In a nutshell, the 06 unsupervised pre-training opened the era of deep learning, in the course of rapid development of deep learning, the acquisition of big data, the development of computer hardware and the upgrading of the depth model make the supervision training back to the stage, unsupervised pre-training is also completed the historical mission.

Is that pre-training useful? The answer is yes, for example, we have a classification task, the database is very small, it is necessary to pre-training to avoid the depth model of the overfitting problem, but the pre-training is through a large database (such as imagenet), through supervised training to complete. This supervised pre-training and small database fine-tuning mode is called transfer learning, which is described in detail in the Li Feifei's CNN Tutorials and Caffe's official website tutorials.

In addition, Andrew Ng's tutorial also has a few other points commonly used before 12 but now rarely used details, such as the activation function described in this tutorial is sigmoid, is now very rare, almost replaced by the Relu activation function, the optimization algorithm is L-BFGS, Now the optimization algorithm mainstream is sgd+momentum. The differences between the tutorials were very confusing at the time of learning, until we understood the history of deep learning and learned about these different sources.

Contact Us

The content source of this page is from Internet, which doesn't represent Alibaba Cloud's opinion; products and services mentioned on that page don't have any relationship with Alibaba Cloud. If the content of the page makes you feel confusing, please write us an email, we will handle the problem within 5 days after receiving your email.

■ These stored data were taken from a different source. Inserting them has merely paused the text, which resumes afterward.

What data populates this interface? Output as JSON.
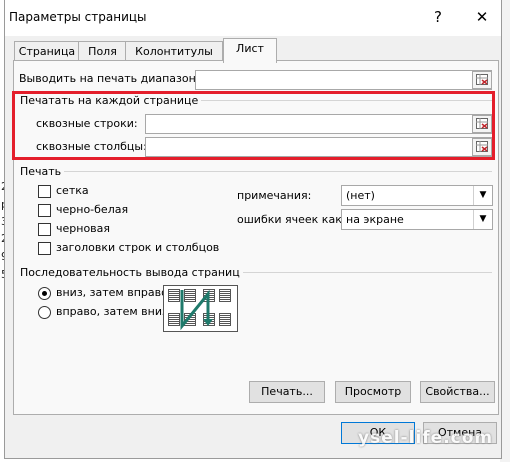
{
  "dialog": {
    "title": "Параметры страницы",
    "help_label": "?",
    "close_label": "✕"
  },
  "background_fragments": [
    "2",
    "р",
    "3",
    "2",
    "97",
    "5"
  ],
  "tabs": [
    {
      "label": "Страница",
      "active": false
    },
    {
      "label": "Поля",
      "active": false
    },
    {
      "label": "Колонтитулы",
      "active": false
    },
    {
      "label": "Лист",
      "active": true
    }
  ],
  "print_area": {
    "label": "Выводить на печать диапазон:",
    "value": ""
  },
  "print_titles": {
    "group_title": "Печатать на каждой странице",
    "rows_label": "сквозные строки:",
    "rows_value": "",
    "cols_label": "сквозные столбцы:",
    "cols_value": ""
  },
  "print": {
    "group_title": "Печать",
    "checkboxes": [
      {
        "label": "сетка",
        "checked": false
      },
      {
        "label": "черно-белая",
        "checked": false
      },
      {
        "label": "черновая",
        "checked": false
      },
      {
        "label": "заголовки строк и столбцов",
        "checked": false
      }
    ],
    "comments_label": "примечания:",
    "comments_value": "(нет)",
    "errors_label": "ошибки ячеек как:",
    "errors_value": "на экране"
  },
  "page_order": {
    "group_title": "Последовательность вывода страниц",
    "options": [
      {
        "label": "вниз, затем вправо",
        "selected": true
      },
      {
        "label": "вправо, затем вниз",
        "selected": false
      }
    ]
  },
  "buttons": {
    "print": "Печать...",
    "preview": "Просмотр",
    "properties": "Свойства...",
    "ok": "ОК",
    "cancel": "Отмена"
  },
  "watermark": "ysel-life.com",
  "colors": {
    "highlight": "#e41e2b",
    "accent": "#0078d7",
    "arrow": "#1f7a6b"
  }
}
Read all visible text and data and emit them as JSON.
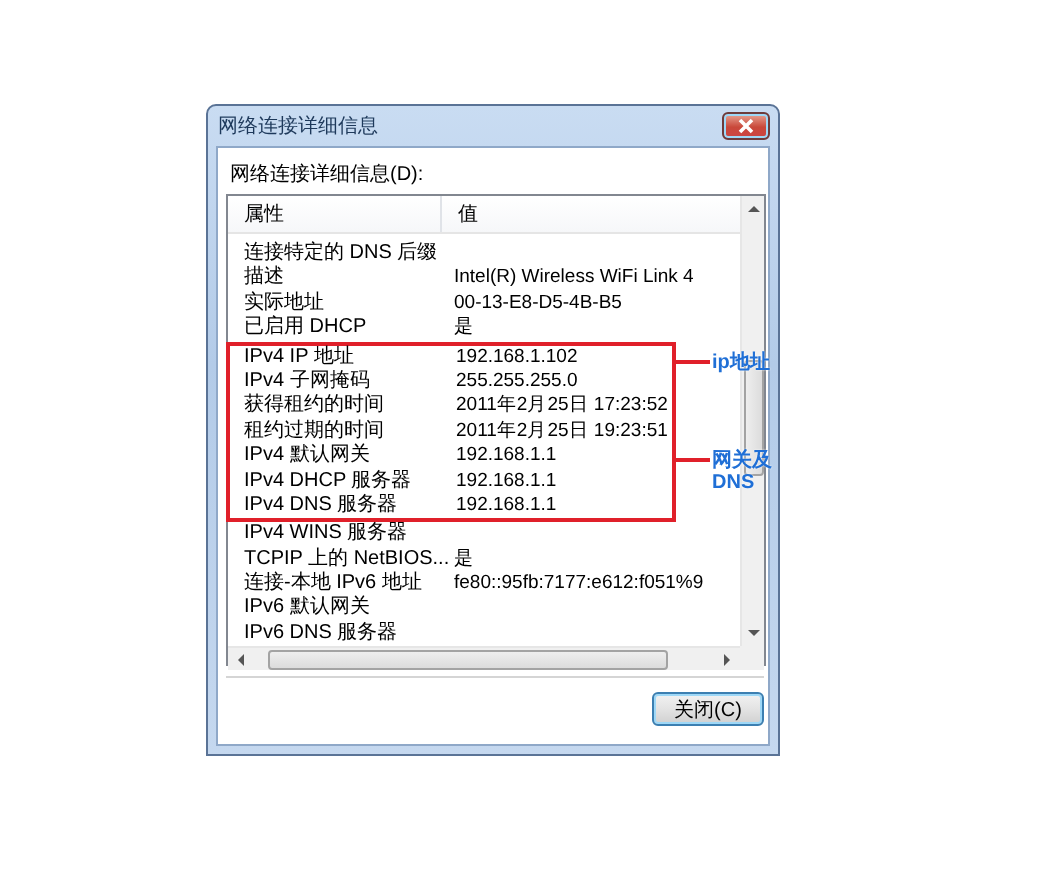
{
  "window": {
    "title": "网络连接详细信息"
  },
  "list_label": "网络连接详细信息(D):",
  "table": {
    "columns": [
      "属性",
      "值"
    ],
    "sections": [
      {
        "highlighted": false,
        "rows": [
          {
            "property": "连接特定的 DNS 后缀"
          },
          {
            "property": "描述",
            "value": "Intel(R) Wireless WiFi Link 4"
          },
          {
            "property": "实际地址",
            "value": "00-13-E8-D5-4B-B5"
          },
          {
            "property": "已启用 DHCP",
            "value": "是"
          }
        ]
      },
      {
        "highlighted": true,
        "rows": [
          {
            "property": "IPv4 IP 地址",
            "value": "192.168.1.102",
            "callout": "ip地址"
          },
          {
            "property": "IPv4 子网掩码",
            "value": "255.255.255.0"
          },
          {
            "property": "获得租约的时间",
            "value": "2011年2月25日 17:23:52"
          },
          {
            "property": "租约过期的时间",
            "value": "2011年2月25日 19:23:51"
          },
          {
            "property": "IPv4 默认网关",
            "value": "192.168.1.1",
            "callout": "网关及DNS"
          },
          {
            "property": "IPv4 DHCP 服务器",
            "value": "192.168.1.1"
          },
          {
            "property": "IPv4 DNS 服务器",
            "value": "192.168.1.1"
          }
        ]
      },
      {
        "highlighted": false,
        "rows": [
          {
            "property": "IPv4 WINS 服务器"
          },
          {
            "property": "TCPIP 上的 NetBIOS...",
            "value": "是"
          },
          {
            "property": "连接-本地 IPv6 地址",
            "value": "fe80::95fb:7177:e612:f051%9"
          },
          {
            "property": "IPv6 默认网关"
          },
          {
            "property": "IPv6 DNS 服务器"
          }
        ]
      }
    ]
  },
  "buttons": [
    {
      "label": "关闭(C)"
    }
  ]
}
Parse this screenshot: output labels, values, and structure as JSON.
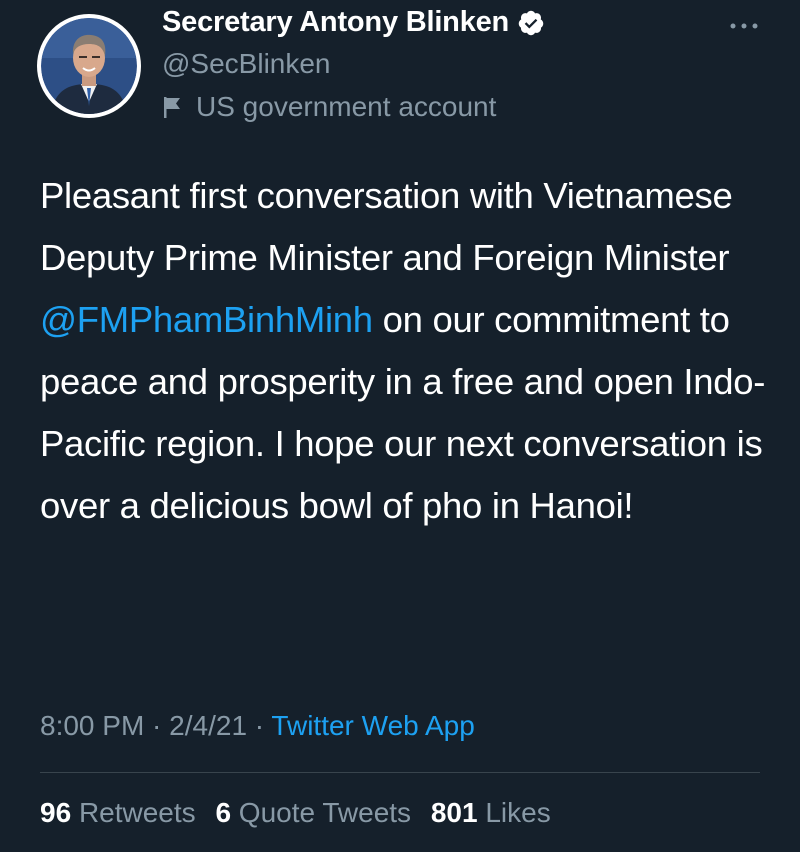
{
  "header": {
    "display_name": "Secretary Antony Blinken",
    "handle": "@SecBlinken",
    "label": "US government account",
    "verified": true,
    "verified_icon": "verified-badge-icon",
    "label_icon": "flag-icon",
    "more_icon": "more-options-icon"
  },
  "tweet": {
    "text_before_mention": "Pleasant first conversation with Vietnamese Deputy Prime Minister and Foreign Minister ",
    "mention": "@FMPhamBinhMinh",
    "text_after_mention": " on our commitment to peace and prosperity in a free and open Indo-Pacific region. I hope our next conversation is over a delicious bowl of pho in Hanoi!"
  },
  "meta": {
    "time": "8:00 PM",
    "separator": " · ",
    "date": "2/4/21",
    "source": "Twitter Web App"
  },
  "stats": {
    "retweets_count": "96",
    "retweets_label": "Retweets",
    "quotes_count": "6",
    "quotes_label": "Quote Tweets",
    "likes_count": "801",
    "likes_label": "Likes"
  },
  "colors": {
    "background": "#15202b",
    "text": "#ffffff",
    "secondary": "#8899a6",
    "accent": "#1da1f2",
    "divider": "#38444d"
  }
}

If you find any instances of plagiarism from the community, please send an email to: info-contact@alibabacloud.com and provide relevant evidence. A staff member will contact you within 5 working days.

A Free Trial That Lets You Build Big!

Start building with 50+ products and up to 12 months usage for Elastic Compute Service

  • Sales Support

    1 on 1 presale consultation

  • After-Sales Support

    24/7 Technical Support 6 Free Tickets per Quarter Faster Response

  • Alibaba Cloud offers highly flexible support services tailored to meet your exact needs.